世の中にはいろいろな技術があるし、個別のケースに対して100%正解の方法というのは個々にあるとはおもうけど、60%の労力で90%満足できるようにするためのものというのも道具として重要で、そういう意味でGoとかAMPとかは自分の感覚としては後者。
— Yoshi Yamaguchi 🇯🇵 (@ymotongpoo) October 15, 2019
高速化以外のAMPの持つポテンシャル
AMPは当初モバイルの高速化のためのもの、という説明がされてきましたが(当初はAccelerated Mobile Pagesだったが、今年AMPが正式名称となった)、それだけではもったいないぐらい、当初と比べて機能が増えています。検索エンジンとの親和性の高いニュース系サイト以外に、でかでかと画像をいっぱい貼ったようなサイト用のコンポーネントもあり、実際、 https://bmw.com とかLINE@とかで使っているとのこと。

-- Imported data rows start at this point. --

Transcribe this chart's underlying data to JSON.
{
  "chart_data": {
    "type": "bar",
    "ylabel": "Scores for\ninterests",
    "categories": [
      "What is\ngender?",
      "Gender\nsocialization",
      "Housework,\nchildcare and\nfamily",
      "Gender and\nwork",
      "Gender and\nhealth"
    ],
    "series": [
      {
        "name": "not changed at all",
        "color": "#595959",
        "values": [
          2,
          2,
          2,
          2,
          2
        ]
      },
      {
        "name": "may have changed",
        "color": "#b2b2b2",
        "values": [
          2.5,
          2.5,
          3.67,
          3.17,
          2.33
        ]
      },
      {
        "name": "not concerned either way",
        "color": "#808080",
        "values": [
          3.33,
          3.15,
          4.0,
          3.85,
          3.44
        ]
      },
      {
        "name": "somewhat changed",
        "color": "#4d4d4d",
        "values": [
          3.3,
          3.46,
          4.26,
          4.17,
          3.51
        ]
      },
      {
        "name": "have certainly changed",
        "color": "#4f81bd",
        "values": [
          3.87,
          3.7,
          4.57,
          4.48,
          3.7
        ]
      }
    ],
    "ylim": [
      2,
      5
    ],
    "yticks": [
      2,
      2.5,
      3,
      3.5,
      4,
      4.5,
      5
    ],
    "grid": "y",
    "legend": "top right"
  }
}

bmw.com はソースを読んだのですが、モバイル向けではないデスクトップブラウザにもレスポンシブに対応するサイトになっていますし、メインコンテンツもAMPのコンポーネントをそのまま使っています。おそらくSSRした結果をそのまま載せているんじゃないかと思います。v0.jsとかも自分のホスト上で提供していたりします。高速化のための制限された記法であっても、HTMLとしてvalidなままなので、そのまま使うことができます。AMP validではない書き方(<link rel="amphtml">
とか<link rel="canonical">
がない)にあえてして、キャッシュに載せない前提で部品だけ利用することも可能です。
AMPは当初は使えなかったフォームとかselectとかも追加されていますし、各種ウェブサービス、とくに動画系のプレイヤーなどが充実しています。ざっと見ると、日本のサービスのコンポーネントが全然無いですね。ホットペッパーとかRettyとか食べログみたいなサイト、ニコニコ動画、note.muとかのコンテンツ系サービス、クックパッドのレシピとかそういうのもあると面白い気がします。
AMPはGoogle向けのもので、Googleのサービスと一緒に使うのでなければ意味無いのでは?みたいなよくあるFAQのブログエントリーもありました。

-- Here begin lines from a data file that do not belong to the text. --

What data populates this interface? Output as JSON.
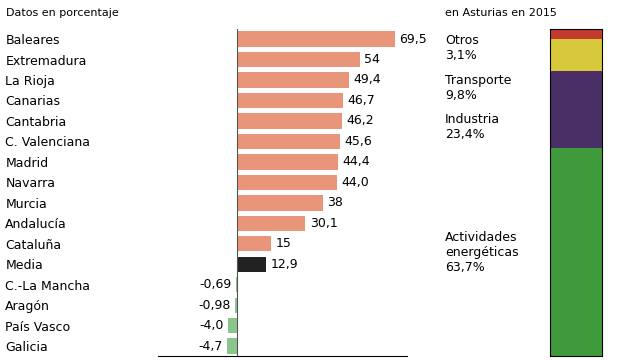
{
  "chart_data": [
    {
      "type": "bar",
      "orientation": "horizontal",
      "subtitle": "Datos en porcentaje",
      "categories": [
        "Baleares",
        "Extremadura",
        "La Rioja",
        "Canarias",
        "Cantabria",
        "C. Valenciana",
        "Madrid",
        "Navarra",
        "Murcia",
        "Andalucía",
        "Cataluña",
        "Media",
        "C.-La Mancha",
        "Aragón",
        "País Vasco",
        "Galicia"
      ],
      "values": [
        69.5,
        54,
        49.4,
        46.7,
        46.2,
        45.6,
        44.4,
        44.0,
        38,
        30.1,
        15,
        12.9,
        -0.69,
        -0.98,
        -4.0,
        -4.7
      ],
      "value_labels": [
        "69,5",
        "54",
        "49,4",
        "46,7",
        "46,2",
        "45,6",
        "44,4",
        "44,0",
        "38",
        "30,1",
        "15",
        "12,9",
        "-0,69",
        "-0,98",
        "-4,0",
        "-4,7"
      ],
      "colors": [
        "#e8957a",
        "#e8957a",
        "#e8957a",
        "#e8957a",
        "#e8957a",
        "#e8957a",
        "#e8957a",
        "#e8957a",
        "#e8957a",
        "#e8957a",
        "#e8957a",
        "#222222",
        "#8cc58c",
        "#8cc58c",
        "#8cc58c",
        "#8cc58c"
      ],
      "xlim": [
        -35,
        75
      ],
      "xticks": [],
      "data_labels": true,
      "tick_labels": "y",
      "grid": false
    },
    {
      "type": "bar",
      "stacked": true,
      "subtitle": "en Asturias en 2015",
      "categories": [
        null
      ],
      "series": [
        {
          "name": "Actividades energéticas",
          "color": "#3f9a3c",
          "values": [
            63.7
          ],
          "value_labels": [
            "63,7%"
          ]
        },
        {
          "name": "Industria",
          "color": "#4a2f66",
          "values": [
            23.4
          ],
          "value_labels": [
            "23,4%"
          ]
        },
        {
          "name": "Transporte",
          "color": "#d8c93c",
          "values": [
            9.8
          ],
          "value_labels": [
            "9,8%"
          ]
        },
        {
          "name": "Otros",
          "color": "#c23b2e",
          "values": [
            3.1
          ],
          "value_labels": [
            "3,1%"
          ]
        }
      ],
      "ylim": [
        0,
        100
      ],
      "yticks": [],
      "data_labels": true,
      "tick_labels": false,
      "grid": false
    }
  ]
}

もちろん、タグを使いまくれば、その分遅くなりますよ。
改めてAMPの価値を考える
AMPはさまざまな技術の集合であって、AMPと似た仕組みを他の会社が作ることも可能です。文法とかタグとかは独自でしょうが、ニュースを各社からあつめて配信するサイトで似たようなことをしていると聞いたことがあります。AMPはそれをオープンソースでやっているものです。AMPのように全部のブラウザをターゲットにしなければ、各社のサービスに特化してもっとチューニングする(SafariとChromeのウェブビューのみに特化して機能を使い尽くす)方向で、AMPよりも速度を出すこともできるでしょう。
Google検索対応がなければ関係ない、という意見もありますが、CloudFlareは対応しているようですし、bingとかバイドゥとかの検索エンジンも対応しているとのこと。

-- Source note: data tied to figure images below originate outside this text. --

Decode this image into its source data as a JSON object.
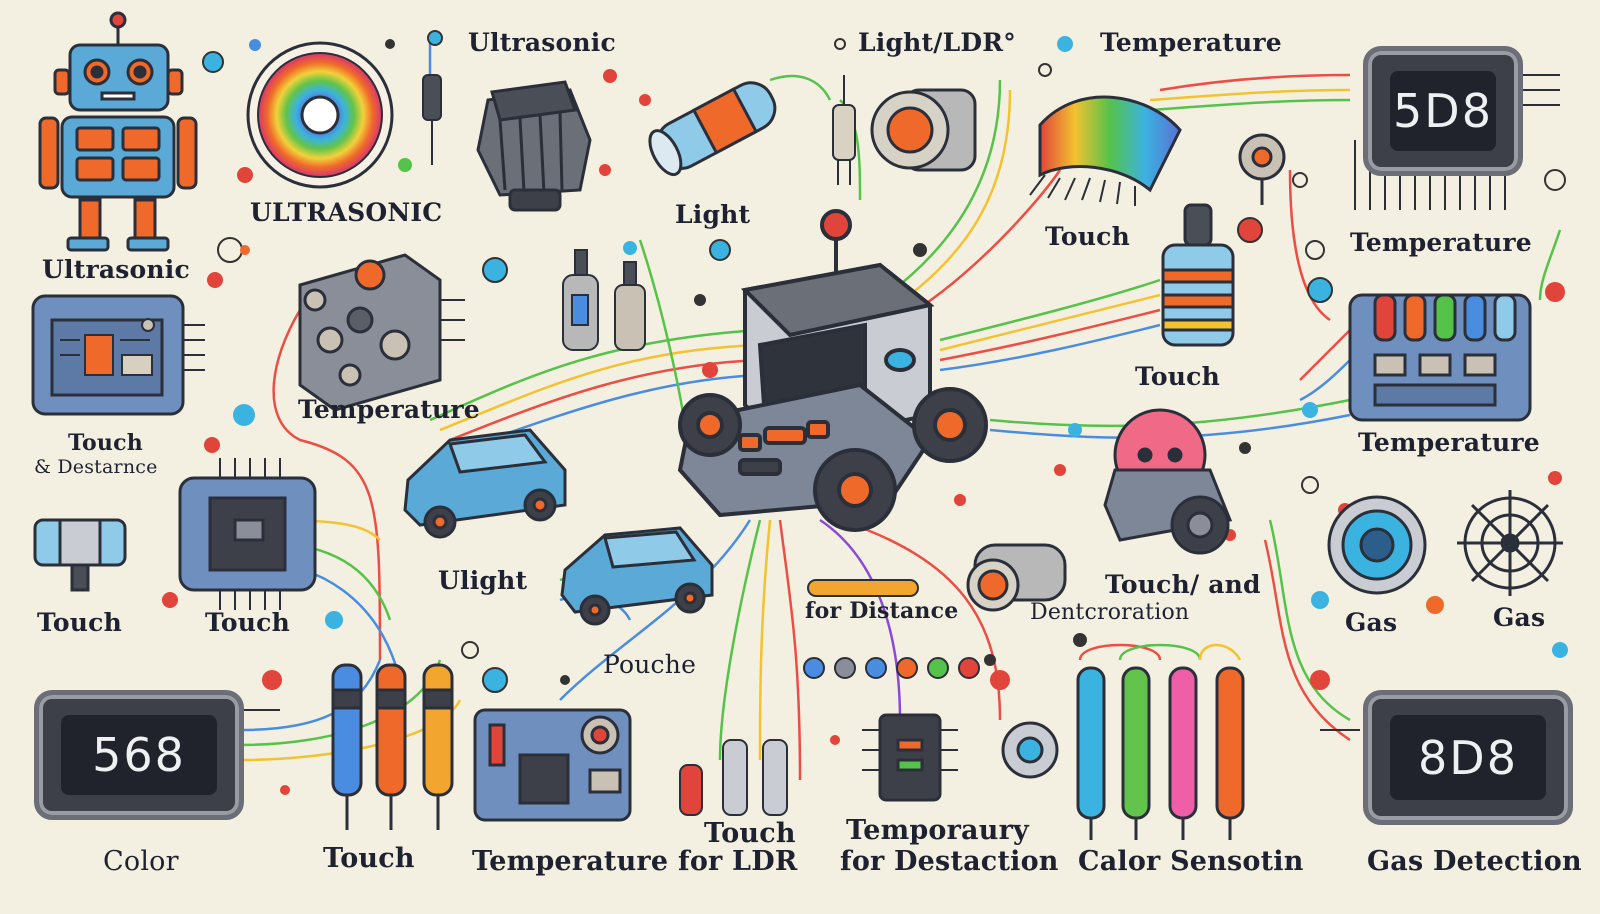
{
  "labels": {
    "ultrasonic_top": "Ultrasonic",
    "light_ldr": "Light/LDR°",
    "temperature_top": "Temperature",
    "ultrasonic_left": "Ultrasonic",
    "ultrasonic_mid": "ULTRASONIC",
    "light_mid": "Light",
    "touch_right_top": "Touch",
    "temperature_right_top": "Temperature",
    "temperature_left": "Temperature",
    "touch_right_mid": "Touch",
    "temperature_right_mid": "Temperature",
    "touch_left_line1": "Touch",
    "touch_left_line2": "& Destarnce",
    "ulight": "Ulight",
    "for_distance": "for Distance",
    "touch_and_line1": "Touch/ and",
    "touch_and_line2": "Dentcroration",
    "touch_bl1": "Touch",
    "touch_bl2": "Touch",
    "gas_1": "Gas",
    "gas_2": "Gas",
    "pouche": "Pouche",
    "color": "Color",
    "touch_bottom": "Touch",
    "temperature_bottom": "Temperature",
    "touch_for_ldr_1": "Touch",
    "touch_for_ldr_2": "for LDR",
    "temporaury_1": "Temporaury",
    "temporaury_2": "for Destaction",
    "calor_sensotin": "Calor Sensotin",
    "gas_detection": "Gas Detection"
  },
  "displays": {
    "top_right": "5D8",
    "bottom_left": "568",
    "bottom_right": "8D8"
  },
  "colors": {
    "background": "#f4f0e1",
    "robot_blue": "#5aa9d6",
    "accent_orange": "#ef6a2a",
    "accent_red": "#e0443a",
    "board_blue": "#6f8fbf",
    "wire_green": "#55c24a",
    "wire_yellow": "#f2c230",
    "wire_red": "#ec4d44",
    "wire_blue": "#4a8de0"
  },
  "icons": [
    "robot-icon",
    "ultrasonic-disc-icon",
    "ultrasonic-sensor-icon",
    "light-sensor-icon",
    "ldr-sensor-icon",
    "temperature-chip-icon",
    "circuit-board-icon",
    "microchip-icon",
    "rover-robot-icon",
    "car-icon",
    "seven-segment-display-icon",
    "probe-icon",
    "gas-sensor-icon",
    "wheel-icon"
  ]
}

AMP用サイトだけではなく、本体のサイトもAMPで作って本体ごと全部CDNに載せる例( https://bmw.com )も紹介しました。AMPで行なっている高速化技法とか、トレードオフは、実現可能性を考えると、専業のメンバーを抱える会社ががんばってなんとかやりきれるレベルをそこそこのコストで実現できる感じでうまくまとまっているので、悪くないと思います。AMPはGoogle専用のものだから(という誤解)というコメントが元エントリーの方にはついていましたが、AMPはひとつのソリューションとして、バラして学ぶには良い題材です。
個人的にはVueもAngularもReactも一通りやってみて、そろそろ新しいことがやってみたいなと思っていたところなので、bmw.com的な本体側でAMPのコンポーネントを利用するサイトを作ってみようかな、と思っているところです。
NEXT Conan's Hint
で、元のエントリーは「検索エンジンとの親和性」をAMPのメリットとしていますが、そこに関して、逆にAMPで速度以外にマイナスになる闇についてのReal Worldな生々しいHTTPの話は @yosuke_furukawa がきっと別のエントリーを書いてくれるでしょう。僕個人はメリットの方が強いと感じていますが、手放しで100%良いというものではなく(元のエントリーで説明されているのとは別の理由で)、そこのトレードオフも考慮に入れた上でAMPをそのまま使うか、AMPの構成技術を学ぶ題材として使うか、あるいは使わないかを決めれば良いかと思います。